Desce o pano

Acabou-se. O 12.º Festival de Teatro de Curitiba, que inebriou milhares de nativos e visitantes nos últimos dez dias, deu seu último suspiro anteontem, ao som dos aplausos à estréia nacional do Fausto de Gabriel Braga Nunes e sua Péssima Companhia de Teatro, que teve sessão extra às 23h, no Teatro Paiol.

Se não foi inesquecível, foi um final digno. O espetáculo dirigido por Moacir Chaves vai na contramão da grandiloqüência da obra-prima de Johann Wolfgang Goethe: o cenário limita-se a meia dúzia de cadeiras, e toda a história é “sugerida” pelos atores. Gabriel fez um Fausto correto, mas quem brilhou na peça foram o impagável Mefistófoles de Fernando Eiras e o discípulo Wagner, interpretado por Alberto Magalhães.

O público (100 mil pessoas, nas contas da organização) correspondeu às expectativas. Mas a qualidade dos espetáculos, na maioria das vezes, deixou a desejar. Das mais de 170 peças, só a portentosa Os Sete Afluentes do Rio Ota, brilhante adaptação da cineasta Monique Gardenberg para o clássico de Robert Lepage, foi de tirar o fôlego. Não fosse o desconforto físico, suas cinco horas de duração nem seriam sentidas.

Ainda na Mostra Contemporânea, os paulistas da Cia. do Feijão também agradaram com Mire Veja, sobre o cotidiano frenético de São Paulo. E os londrinenses do Grupo Armazém, radicados no Rio, colheram elogios por Pessoas Invisíveis, montagem inspirada no universo do cartunista americano Will Eisner. E é preciso mencionar a valentia dos quatro atores da Fraternal Companhia de Arte e Malas-Artes, que na abertura encararam goteiras, raios e trovões numa Ópera de Arame fantasmagórica.
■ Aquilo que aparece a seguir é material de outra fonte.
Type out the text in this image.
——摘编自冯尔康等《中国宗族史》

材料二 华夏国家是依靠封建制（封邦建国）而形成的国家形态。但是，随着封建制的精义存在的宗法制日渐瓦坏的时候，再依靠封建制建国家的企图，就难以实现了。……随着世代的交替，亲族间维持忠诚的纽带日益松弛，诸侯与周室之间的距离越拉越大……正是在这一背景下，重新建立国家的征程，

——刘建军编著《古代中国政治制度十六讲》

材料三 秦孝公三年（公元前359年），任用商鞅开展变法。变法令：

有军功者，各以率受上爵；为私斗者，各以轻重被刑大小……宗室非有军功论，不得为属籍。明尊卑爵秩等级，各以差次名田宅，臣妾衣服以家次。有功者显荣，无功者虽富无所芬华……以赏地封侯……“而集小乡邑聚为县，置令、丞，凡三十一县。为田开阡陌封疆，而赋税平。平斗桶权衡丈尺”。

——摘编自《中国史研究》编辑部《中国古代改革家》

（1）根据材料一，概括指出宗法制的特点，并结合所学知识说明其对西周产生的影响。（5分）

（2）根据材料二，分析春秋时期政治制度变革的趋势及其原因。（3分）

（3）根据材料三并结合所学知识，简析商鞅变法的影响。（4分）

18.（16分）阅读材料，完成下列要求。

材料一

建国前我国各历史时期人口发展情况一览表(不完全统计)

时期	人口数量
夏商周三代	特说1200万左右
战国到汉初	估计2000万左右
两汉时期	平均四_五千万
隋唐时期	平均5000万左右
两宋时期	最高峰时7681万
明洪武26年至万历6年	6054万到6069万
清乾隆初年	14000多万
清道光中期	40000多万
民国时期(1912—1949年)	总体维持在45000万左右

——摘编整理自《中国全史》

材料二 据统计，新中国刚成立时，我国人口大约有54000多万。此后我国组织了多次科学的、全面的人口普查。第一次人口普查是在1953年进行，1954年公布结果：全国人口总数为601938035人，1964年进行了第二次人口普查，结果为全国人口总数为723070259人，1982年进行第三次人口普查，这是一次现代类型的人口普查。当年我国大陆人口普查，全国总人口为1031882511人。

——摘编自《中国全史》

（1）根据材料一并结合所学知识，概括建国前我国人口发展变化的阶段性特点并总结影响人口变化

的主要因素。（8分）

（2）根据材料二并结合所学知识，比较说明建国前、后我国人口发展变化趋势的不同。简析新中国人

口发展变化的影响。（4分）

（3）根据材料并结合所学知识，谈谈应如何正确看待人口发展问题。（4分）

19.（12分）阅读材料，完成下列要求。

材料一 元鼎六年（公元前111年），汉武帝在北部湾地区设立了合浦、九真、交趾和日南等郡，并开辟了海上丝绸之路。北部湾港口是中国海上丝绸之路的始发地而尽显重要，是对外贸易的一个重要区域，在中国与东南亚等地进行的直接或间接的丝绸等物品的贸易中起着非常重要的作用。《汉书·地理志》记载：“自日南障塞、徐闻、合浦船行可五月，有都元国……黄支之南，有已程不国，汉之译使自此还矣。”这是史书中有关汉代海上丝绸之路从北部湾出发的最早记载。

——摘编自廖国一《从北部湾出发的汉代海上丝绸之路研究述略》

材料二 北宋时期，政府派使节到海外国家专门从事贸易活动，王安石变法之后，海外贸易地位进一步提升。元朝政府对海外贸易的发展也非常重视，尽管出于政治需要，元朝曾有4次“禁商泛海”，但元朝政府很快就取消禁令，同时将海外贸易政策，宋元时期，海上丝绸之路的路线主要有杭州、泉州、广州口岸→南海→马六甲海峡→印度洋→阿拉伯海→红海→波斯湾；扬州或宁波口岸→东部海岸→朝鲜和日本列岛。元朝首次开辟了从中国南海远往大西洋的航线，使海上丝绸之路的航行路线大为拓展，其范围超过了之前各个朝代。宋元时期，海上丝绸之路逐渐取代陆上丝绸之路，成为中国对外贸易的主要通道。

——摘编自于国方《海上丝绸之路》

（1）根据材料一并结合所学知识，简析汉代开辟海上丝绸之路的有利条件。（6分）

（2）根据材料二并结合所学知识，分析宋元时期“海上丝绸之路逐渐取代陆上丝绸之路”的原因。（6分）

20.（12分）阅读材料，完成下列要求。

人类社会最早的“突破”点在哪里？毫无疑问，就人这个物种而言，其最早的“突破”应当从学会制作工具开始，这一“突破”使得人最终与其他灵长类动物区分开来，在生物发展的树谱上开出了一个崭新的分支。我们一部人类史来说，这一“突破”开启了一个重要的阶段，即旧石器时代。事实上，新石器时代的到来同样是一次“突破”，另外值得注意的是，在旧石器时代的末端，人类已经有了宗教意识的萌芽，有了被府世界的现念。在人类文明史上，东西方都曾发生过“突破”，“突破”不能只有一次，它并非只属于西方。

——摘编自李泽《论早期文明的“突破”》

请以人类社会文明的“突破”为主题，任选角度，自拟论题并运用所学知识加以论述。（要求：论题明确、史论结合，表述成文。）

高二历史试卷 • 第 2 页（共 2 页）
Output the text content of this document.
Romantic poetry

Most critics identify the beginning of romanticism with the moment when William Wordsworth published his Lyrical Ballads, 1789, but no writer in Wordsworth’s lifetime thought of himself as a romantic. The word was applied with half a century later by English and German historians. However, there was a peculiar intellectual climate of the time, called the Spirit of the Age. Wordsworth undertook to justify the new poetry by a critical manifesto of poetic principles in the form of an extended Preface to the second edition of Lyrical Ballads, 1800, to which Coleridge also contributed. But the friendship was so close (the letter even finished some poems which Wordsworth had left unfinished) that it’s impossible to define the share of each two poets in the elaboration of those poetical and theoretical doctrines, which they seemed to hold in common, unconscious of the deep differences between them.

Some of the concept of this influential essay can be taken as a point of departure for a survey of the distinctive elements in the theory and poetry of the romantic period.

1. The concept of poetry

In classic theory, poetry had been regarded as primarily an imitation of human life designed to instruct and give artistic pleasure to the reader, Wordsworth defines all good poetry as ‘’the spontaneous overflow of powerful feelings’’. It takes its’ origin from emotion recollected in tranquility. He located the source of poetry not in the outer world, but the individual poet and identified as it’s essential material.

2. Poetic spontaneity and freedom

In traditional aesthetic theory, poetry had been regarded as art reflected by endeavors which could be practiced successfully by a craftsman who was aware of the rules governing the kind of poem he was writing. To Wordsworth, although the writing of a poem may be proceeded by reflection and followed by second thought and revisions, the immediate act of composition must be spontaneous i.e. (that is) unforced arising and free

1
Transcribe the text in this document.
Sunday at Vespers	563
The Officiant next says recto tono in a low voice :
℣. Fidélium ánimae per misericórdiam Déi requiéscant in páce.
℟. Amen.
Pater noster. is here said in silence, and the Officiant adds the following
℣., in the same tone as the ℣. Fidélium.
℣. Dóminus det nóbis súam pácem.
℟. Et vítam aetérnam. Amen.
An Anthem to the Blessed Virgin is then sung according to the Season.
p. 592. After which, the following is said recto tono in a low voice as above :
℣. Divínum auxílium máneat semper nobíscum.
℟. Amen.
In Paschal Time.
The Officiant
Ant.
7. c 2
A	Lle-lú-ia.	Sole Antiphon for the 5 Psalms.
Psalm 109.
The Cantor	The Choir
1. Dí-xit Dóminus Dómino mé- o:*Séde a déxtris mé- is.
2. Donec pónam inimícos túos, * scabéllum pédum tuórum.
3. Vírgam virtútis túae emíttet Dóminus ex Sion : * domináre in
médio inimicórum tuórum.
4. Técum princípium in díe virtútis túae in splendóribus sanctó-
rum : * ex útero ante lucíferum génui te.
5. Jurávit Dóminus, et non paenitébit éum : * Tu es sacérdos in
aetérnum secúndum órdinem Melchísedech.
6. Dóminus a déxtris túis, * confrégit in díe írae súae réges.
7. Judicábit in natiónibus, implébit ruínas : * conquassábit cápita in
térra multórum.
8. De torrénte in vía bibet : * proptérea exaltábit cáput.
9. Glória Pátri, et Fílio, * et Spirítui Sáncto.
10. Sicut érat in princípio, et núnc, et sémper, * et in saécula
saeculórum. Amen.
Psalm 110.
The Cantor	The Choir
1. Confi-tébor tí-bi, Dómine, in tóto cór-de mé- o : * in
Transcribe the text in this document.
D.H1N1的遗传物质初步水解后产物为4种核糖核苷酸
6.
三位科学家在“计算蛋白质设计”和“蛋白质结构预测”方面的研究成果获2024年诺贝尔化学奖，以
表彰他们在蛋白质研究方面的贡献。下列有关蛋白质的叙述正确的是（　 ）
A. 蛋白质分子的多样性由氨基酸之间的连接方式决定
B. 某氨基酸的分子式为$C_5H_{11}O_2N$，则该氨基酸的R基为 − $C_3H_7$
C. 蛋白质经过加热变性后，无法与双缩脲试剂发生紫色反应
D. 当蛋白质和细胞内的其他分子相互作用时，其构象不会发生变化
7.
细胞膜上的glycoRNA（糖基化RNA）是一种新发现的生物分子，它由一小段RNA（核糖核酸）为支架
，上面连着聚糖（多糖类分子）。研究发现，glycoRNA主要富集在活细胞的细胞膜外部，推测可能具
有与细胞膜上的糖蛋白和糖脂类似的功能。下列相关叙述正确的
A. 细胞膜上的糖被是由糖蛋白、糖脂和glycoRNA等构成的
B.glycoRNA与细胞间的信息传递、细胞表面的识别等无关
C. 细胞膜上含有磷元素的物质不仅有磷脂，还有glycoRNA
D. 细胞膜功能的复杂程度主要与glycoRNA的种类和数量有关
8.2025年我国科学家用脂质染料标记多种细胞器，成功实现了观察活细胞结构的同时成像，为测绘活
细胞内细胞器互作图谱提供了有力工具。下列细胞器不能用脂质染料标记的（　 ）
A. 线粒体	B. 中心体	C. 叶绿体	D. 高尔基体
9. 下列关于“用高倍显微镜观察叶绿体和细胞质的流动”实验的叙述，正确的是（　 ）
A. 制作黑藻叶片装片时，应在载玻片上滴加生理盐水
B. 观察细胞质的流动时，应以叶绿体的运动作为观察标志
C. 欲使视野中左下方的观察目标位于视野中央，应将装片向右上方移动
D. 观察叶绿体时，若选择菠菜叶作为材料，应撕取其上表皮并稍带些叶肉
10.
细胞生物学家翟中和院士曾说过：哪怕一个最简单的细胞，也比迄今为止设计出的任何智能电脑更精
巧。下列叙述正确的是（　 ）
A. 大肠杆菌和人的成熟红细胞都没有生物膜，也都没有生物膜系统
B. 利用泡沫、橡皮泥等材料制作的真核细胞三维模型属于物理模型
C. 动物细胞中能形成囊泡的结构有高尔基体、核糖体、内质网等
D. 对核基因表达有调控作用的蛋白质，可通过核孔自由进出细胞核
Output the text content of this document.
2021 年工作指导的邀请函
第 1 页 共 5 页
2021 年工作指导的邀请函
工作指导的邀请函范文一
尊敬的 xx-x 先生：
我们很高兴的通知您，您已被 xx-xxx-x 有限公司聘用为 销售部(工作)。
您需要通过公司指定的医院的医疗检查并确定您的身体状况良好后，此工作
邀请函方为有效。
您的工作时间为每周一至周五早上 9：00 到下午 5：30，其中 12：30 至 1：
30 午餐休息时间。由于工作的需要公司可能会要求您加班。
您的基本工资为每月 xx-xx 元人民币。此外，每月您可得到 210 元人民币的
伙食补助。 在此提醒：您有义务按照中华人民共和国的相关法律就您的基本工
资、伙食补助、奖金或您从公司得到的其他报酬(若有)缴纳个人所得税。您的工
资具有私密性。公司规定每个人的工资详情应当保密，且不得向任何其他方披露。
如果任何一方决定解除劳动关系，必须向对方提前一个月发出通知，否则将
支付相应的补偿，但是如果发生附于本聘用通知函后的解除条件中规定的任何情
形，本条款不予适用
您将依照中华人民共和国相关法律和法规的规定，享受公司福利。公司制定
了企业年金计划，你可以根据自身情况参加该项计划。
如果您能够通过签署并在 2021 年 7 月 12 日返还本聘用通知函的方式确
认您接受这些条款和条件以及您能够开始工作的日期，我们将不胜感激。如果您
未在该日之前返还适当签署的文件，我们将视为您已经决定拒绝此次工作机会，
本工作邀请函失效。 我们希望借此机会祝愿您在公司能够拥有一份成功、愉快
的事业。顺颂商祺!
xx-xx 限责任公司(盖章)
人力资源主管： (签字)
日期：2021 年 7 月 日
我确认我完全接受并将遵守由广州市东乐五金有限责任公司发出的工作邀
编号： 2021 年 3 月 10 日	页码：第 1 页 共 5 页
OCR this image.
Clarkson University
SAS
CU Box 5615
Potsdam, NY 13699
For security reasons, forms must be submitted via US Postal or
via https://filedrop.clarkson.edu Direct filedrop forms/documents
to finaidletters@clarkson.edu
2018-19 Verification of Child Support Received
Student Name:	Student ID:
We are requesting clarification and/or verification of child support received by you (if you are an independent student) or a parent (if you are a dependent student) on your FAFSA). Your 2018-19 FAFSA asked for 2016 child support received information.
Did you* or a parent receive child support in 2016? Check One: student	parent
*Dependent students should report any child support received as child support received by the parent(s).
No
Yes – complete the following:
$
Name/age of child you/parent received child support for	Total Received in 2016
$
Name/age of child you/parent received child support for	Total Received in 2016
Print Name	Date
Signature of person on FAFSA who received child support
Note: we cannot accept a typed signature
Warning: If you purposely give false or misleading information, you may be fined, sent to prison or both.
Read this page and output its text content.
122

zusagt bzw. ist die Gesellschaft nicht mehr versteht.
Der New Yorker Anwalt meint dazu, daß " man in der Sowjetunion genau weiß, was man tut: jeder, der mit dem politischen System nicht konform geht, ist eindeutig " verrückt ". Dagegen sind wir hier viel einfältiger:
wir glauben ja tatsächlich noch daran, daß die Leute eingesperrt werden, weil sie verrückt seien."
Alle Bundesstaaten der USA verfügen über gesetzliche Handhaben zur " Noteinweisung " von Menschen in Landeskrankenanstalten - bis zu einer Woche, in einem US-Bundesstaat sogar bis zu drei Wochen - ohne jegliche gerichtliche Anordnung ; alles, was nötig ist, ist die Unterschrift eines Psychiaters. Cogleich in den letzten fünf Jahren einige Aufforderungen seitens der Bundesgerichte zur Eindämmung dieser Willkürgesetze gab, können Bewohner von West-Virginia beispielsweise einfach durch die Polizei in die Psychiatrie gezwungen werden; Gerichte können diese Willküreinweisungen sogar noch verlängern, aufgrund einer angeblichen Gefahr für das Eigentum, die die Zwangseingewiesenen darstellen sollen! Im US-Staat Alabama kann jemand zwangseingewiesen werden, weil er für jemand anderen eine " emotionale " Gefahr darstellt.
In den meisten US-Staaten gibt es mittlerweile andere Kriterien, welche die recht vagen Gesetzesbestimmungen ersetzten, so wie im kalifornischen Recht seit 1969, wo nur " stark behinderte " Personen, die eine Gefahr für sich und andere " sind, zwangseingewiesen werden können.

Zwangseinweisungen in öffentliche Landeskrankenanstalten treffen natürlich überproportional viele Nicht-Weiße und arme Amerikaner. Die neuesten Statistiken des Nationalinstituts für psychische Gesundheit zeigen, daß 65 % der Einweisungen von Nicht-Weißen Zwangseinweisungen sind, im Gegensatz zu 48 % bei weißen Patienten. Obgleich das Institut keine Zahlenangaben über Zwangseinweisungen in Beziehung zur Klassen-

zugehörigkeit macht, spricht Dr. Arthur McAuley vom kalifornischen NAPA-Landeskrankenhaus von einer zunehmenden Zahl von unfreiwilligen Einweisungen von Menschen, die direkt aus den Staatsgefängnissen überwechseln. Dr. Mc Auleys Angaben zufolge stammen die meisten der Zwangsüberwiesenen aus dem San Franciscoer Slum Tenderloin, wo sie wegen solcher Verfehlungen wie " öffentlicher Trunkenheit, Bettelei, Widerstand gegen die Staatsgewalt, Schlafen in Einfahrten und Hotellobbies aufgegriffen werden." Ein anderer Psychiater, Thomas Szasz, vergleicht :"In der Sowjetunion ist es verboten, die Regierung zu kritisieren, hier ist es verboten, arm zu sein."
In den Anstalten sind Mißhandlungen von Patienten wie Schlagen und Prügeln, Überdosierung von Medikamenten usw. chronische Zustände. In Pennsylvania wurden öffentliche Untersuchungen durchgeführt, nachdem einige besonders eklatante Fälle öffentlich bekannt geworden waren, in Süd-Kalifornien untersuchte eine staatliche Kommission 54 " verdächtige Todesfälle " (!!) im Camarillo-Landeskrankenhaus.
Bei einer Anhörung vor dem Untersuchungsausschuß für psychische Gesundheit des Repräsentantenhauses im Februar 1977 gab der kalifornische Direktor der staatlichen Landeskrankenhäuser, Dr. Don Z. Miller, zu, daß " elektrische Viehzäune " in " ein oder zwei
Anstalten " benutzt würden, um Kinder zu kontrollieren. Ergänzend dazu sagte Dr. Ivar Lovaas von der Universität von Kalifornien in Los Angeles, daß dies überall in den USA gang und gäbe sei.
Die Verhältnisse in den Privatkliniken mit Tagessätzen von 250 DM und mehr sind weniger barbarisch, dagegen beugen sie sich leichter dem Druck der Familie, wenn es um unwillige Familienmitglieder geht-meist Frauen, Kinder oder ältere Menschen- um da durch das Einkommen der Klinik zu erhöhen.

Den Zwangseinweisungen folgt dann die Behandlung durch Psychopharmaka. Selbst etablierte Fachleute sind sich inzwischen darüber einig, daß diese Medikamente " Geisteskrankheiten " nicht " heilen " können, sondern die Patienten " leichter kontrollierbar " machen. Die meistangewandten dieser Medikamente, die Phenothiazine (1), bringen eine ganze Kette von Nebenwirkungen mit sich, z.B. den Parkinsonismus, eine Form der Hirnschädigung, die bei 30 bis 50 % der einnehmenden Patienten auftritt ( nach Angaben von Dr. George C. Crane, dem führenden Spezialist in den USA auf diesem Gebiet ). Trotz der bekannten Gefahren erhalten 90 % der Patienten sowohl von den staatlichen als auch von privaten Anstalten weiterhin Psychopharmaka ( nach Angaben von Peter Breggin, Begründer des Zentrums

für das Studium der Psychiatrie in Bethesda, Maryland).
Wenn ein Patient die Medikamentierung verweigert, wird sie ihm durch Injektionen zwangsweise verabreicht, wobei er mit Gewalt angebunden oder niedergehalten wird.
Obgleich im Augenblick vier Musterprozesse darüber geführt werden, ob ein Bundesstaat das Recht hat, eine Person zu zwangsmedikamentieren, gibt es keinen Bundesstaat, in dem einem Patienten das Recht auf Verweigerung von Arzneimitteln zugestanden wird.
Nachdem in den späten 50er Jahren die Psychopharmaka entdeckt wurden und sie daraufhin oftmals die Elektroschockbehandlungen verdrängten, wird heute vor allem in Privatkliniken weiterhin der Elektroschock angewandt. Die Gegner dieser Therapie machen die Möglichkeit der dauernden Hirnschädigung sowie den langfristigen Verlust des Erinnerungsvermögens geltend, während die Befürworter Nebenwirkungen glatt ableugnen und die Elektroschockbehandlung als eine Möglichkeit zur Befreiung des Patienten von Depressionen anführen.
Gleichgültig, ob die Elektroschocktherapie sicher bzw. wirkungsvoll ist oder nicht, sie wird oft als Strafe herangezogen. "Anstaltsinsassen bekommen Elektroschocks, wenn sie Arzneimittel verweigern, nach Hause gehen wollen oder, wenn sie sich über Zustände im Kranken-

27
Já os “medalhões” decepcionaram. A adaptação de José Sanchis Sinisterra para Memorial do Convento, de José Saramago, com direção de Christiane Jatahy, foi pouco inspirada. Walderez de Barros, impecável, praticamente carregou nas costas a versão de Gabriel Vilella para A Ponte e A Água de Piscina, de Alcides Nogueira. Os Parlapatões de Hugo Possolo se deixaram levar pelo besteirol insosso em As Nuvens e/ou Um Deus Chamado Dinheiro. E a festejada encenação do clássico de Eugene O?Neill Longa Jornada de Um Dia Noite Adentro, com direção de Naum Alves de Souza, acabou “devorada” pelo gigantismo do Guairão, que impediu o público de ver de perto a aula de interpretação de Cleyde Yáconis como a morfinômana Mary.

Se a Mostra Oficial não foi lá essas coisas, imagine o Fringe. Na opinião de jornalistas e críticos de todo o Brasil, o melhor espetáculo foi o curitibano Volta ao Dia…, texto de Marcio Abreu, inspirado na obra de Julio Cortázar, com atuações convincentes de Christiane Macedo e Maureen Miranda. O nostálgico Interior, com o Teatro da USP e o cinematográfico O Homem Que Não Dava Seta, com os mineiros do Galpão, também caíram nas graças do público. E só.

Mas o calcanhar-de-aquiles do Festival de Teatro é mesmo a “tradição”. A tradição infeliz de fazer a abertura na Ópera de Arame, e o tradicional provincianismo de acomodar os clássicos no Guairão mesmo os mais intimistas, como Longa Jornada… o que acaba “matando” boas montagens. Mas dura de engolir é a hipocrisia do público, que esbraveja (ou ronca) durante encenações que depois são aplaudidas de pé.